I have two writer acquaintances who shared a WIP with me that were substantially the same story. Some of the story similarities in details were spooky. These women live in different countries and have never met or heard of each other. When I mentioned this to each of them, they were horrified. Each had other friends who could attest theirs were original works.

I'm not saying anything in particular about the John Green case and I know definite cases of intentional plagiarism. I want to point out that as the number of writers increases, the potential for unintentional plagiarism multiplies.

I doubt it will happen to me, but if it does, I hope I can keep an open mind to the possibility it was unintentional.
Lornographic Material 8 years ago
Well said. Thanks for adding to the conversation.

I've never considered having to deal with plagiarism happening to me. I've always been more concerned with making sure I don't do it on accident. I honestly have no idea how I would react, but, for a split second, I think I would be brimming with pride knowing that I wrote something good enough someone felt the need to steal it. And then, I assume, anger would consume me. :)
Read Deep, Read Wide 8 years ago
Absolutely! I think I'd do the same thing.
bean60 8 years ago
I have a quote that I use a lot, not in a book, but in general life. How do I go about checking to see whether I accidentally plagiarized it? If so, I'll quit using it.
Lornographic Material 8 years ago
Sorry, Bean, I didn't see this until Read Deep, Read Wide commented. Anyway...

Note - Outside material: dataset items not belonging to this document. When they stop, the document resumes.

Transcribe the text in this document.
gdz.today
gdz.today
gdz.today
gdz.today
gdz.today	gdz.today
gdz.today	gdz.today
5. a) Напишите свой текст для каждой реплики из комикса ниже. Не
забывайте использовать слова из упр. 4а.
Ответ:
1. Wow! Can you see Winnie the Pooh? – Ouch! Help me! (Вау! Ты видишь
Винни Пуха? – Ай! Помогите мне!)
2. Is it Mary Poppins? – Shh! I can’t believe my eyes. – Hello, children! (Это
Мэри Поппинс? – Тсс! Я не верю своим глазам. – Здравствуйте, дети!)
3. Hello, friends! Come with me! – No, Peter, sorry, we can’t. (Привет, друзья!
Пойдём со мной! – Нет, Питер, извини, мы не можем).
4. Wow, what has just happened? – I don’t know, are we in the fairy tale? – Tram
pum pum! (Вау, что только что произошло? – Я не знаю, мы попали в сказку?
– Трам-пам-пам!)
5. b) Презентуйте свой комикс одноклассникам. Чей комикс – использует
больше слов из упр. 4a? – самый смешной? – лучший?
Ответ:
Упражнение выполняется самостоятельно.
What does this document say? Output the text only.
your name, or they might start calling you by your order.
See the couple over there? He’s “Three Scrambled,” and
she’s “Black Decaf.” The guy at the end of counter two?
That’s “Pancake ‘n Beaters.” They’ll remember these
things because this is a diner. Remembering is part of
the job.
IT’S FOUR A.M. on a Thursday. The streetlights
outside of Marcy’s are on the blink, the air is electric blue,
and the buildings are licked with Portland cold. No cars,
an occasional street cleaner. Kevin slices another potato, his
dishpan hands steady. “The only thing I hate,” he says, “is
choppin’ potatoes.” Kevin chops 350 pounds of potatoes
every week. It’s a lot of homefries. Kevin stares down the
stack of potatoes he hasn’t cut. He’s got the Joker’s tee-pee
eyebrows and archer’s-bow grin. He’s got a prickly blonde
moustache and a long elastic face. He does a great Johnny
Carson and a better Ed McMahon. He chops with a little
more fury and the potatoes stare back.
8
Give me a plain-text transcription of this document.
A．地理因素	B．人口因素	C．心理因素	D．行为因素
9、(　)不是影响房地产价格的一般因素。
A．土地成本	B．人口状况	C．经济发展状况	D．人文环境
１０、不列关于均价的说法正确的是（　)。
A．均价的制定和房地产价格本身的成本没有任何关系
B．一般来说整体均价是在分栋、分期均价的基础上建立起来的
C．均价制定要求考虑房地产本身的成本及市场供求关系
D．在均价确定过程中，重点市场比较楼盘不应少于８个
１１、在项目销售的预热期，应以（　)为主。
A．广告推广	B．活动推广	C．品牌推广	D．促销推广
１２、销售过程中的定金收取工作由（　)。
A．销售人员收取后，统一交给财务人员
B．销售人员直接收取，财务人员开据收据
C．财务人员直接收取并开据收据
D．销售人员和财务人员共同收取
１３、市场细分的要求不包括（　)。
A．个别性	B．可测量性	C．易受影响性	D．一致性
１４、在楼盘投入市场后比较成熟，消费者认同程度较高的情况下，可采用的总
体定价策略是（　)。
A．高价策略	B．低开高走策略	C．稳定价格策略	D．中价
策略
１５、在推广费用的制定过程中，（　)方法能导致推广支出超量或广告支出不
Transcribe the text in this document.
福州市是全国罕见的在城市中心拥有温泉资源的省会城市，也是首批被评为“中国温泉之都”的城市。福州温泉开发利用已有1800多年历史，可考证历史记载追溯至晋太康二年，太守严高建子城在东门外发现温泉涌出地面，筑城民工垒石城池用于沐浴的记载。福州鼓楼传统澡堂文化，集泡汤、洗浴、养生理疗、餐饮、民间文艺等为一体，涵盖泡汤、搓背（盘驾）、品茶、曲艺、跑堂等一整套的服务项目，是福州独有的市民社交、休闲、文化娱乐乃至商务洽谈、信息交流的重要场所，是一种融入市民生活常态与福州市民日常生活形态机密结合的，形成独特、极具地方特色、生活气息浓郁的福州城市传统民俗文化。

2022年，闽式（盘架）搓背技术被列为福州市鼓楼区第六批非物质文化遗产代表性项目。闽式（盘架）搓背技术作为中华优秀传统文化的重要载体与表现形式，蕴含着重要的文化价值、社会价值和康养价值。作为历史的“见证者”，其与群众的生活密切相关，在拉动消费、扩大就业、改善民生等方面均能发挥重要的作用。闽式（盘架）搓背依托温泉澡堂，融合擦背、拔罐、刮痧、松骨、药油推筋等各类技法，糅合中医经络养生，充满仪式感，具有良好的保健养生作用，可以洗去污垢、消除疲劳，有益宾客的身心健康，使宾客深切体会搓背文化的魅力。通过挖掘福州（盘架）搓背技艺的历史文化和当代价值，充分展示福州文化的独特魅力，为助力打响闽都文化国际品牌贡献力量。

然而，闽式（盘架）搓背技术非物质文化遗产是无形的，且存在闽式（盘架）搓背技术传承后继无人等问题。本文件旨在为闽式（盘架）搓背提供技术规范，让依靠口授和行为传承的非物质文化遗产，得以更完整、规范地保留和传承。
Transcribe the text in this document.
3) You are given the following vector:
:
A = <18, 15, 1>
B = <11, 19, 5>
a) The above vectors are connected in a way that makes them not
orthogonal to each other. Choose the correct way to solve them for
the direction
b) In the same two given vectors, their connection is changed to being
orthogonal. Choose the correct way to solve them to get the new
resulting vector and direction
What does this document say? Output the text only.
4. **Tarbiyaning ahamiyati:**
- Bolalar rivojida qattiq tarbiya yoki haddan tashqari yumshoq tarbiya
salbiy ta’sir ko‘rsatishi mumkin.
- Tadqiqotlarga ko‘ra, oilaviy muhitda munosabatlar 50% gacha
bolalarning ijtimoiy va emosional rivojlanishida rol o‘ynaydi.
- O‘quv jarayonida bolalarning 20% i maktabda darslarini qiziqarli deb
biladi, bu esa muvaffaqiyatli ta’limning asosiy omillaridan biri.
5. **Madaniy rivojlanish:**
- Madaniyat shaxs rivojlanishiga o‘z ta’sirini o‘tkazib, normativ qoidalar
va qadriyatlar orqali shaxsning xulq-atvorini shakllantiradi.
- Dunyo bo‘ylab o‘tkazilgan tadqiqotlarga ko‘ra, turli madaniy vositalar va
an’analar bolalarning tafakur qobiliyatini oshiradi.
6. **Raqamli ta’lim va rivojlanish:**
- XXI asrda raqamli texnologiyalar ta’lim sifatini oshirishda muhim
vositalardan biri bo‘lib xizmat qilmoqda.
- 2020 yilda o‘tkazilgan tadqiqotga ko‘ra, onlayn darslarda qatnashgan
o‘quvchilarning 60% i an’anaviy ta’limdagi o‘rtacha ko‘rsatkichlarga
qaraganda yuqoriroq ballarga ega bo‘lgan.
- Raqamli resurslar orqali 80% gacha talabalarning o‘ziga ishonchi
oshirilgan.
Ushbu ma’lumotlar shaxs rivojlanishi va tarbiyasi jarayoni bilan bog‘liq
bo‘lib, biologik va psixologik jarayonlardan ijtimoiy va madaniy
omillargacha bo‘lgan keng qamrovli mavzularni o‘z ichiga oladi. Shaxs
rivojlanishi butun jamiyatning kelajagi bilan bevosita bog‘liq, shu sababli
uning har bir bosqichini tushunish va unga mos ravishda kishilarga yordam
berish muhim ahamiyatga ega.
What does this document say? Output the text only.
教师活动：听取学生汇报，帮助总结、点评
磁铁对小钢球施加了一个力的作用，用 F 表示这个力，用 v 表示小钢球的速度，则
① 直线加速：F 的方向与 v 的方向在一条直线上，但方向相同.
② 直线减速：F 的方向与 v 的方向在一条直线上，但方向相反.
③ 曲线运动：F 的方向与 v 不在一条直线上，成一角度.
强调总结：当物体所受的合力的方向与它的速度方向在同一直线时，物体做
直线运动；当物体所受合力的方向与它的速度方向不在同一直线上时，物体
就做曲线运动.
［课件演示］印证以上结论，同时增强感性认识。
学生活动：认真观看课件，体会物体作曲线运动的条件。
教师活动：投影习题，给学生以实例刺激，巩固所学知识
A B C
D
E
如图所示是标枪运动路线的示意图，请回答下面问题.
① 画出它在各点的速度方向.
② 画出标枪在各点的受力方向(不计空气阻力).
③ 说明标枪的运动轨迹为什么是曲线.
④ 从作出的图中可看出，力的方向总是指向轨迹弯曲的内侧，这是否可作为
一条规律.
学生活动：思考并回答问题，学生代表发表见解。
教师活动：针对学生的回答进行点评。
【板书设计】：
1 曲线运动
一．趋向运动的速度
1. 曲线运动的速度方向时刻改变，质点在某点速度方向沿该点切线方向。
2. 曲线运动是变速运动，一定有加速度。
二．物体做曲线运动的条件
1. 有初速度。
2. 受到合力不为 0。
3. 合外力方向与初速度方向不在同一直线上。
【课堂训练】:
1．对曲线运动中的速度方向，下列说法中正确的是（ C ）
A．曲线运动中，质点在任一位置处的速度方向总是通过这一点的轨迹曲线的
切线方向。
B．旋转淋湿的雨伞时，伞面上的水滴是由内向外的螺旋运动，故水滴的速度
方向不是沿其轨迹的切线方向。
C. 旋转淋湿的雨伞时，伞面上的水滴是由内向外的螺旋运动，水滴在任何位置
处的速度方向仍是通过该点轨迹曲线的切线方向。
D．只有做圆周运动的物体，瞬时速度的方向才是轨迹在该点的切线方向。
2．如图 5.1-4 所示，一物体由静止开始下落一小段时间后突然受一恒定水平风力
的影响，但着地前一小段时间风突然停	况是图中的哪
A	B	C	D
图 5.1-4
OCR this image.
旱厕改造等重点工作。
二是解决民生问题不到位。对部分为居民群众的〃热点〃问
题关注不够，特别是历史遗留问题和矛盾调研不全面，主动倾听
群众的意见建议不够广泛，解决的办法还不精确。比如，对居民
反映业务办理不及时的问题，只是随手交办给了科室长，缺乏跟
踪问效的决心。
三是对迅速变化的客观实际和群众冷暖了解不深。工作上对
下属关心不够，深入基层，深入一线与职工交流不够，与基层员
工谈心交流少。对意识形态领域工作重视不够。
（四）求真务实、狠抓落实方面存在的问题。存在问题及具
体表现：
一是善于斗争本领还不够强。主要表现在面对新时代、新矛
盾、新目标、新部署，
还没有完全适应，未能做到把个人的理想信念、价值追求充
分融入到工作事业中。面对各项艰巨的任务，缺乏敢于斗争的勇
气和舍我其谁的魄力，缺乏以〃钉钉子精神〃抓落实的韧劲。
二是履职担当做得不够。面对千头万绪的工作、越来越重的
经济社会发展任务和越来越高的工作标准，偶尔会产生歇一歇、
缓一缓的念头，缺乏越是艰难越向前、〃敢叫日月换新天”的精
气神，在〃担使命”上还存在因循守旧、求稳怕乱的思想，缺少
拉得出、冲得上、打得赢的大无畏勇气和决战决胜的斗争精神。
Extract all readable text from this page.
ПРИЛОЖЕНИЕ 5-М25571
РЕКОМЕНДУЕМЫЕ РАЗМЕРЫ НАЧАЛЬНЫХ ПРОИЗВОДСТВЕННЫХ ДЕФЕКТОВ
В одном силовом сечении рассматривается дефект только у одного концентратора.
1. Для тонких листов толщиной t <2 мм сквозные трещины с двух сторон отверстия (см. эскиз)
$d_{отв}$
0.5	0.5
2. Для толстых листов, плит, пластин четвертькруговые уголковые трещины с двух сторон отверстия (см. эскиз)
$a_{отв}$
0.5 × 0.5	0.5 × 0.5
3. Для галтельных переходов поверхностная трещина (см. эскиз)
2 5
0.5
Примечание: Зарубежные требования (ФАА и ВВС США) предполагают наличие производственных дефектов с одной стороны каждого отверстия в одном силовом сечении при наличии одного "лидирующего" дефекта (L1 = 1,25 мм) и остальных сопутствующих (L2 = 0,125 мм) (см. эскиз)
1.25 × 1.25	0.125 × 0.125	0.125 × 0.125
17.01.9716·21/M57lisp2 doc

What they said is true. I have nothing else to add. :)
Read Deep, Read Wide 8 years ago
Bean60: I would start with Google. Although, if you don't put it in a published source without attribution, it doesn't matter much. No action can be taken legally by using a statement without slander. Profit is usually the point, although some egos require the "fame" of coming up with something. I have used phrases I came up with on the spur of the moment that later saw in the media, but who cares? Again, it's not improbable to come up with the same or similar phrases when we are all looking for new memes and catchy, succinct phrases.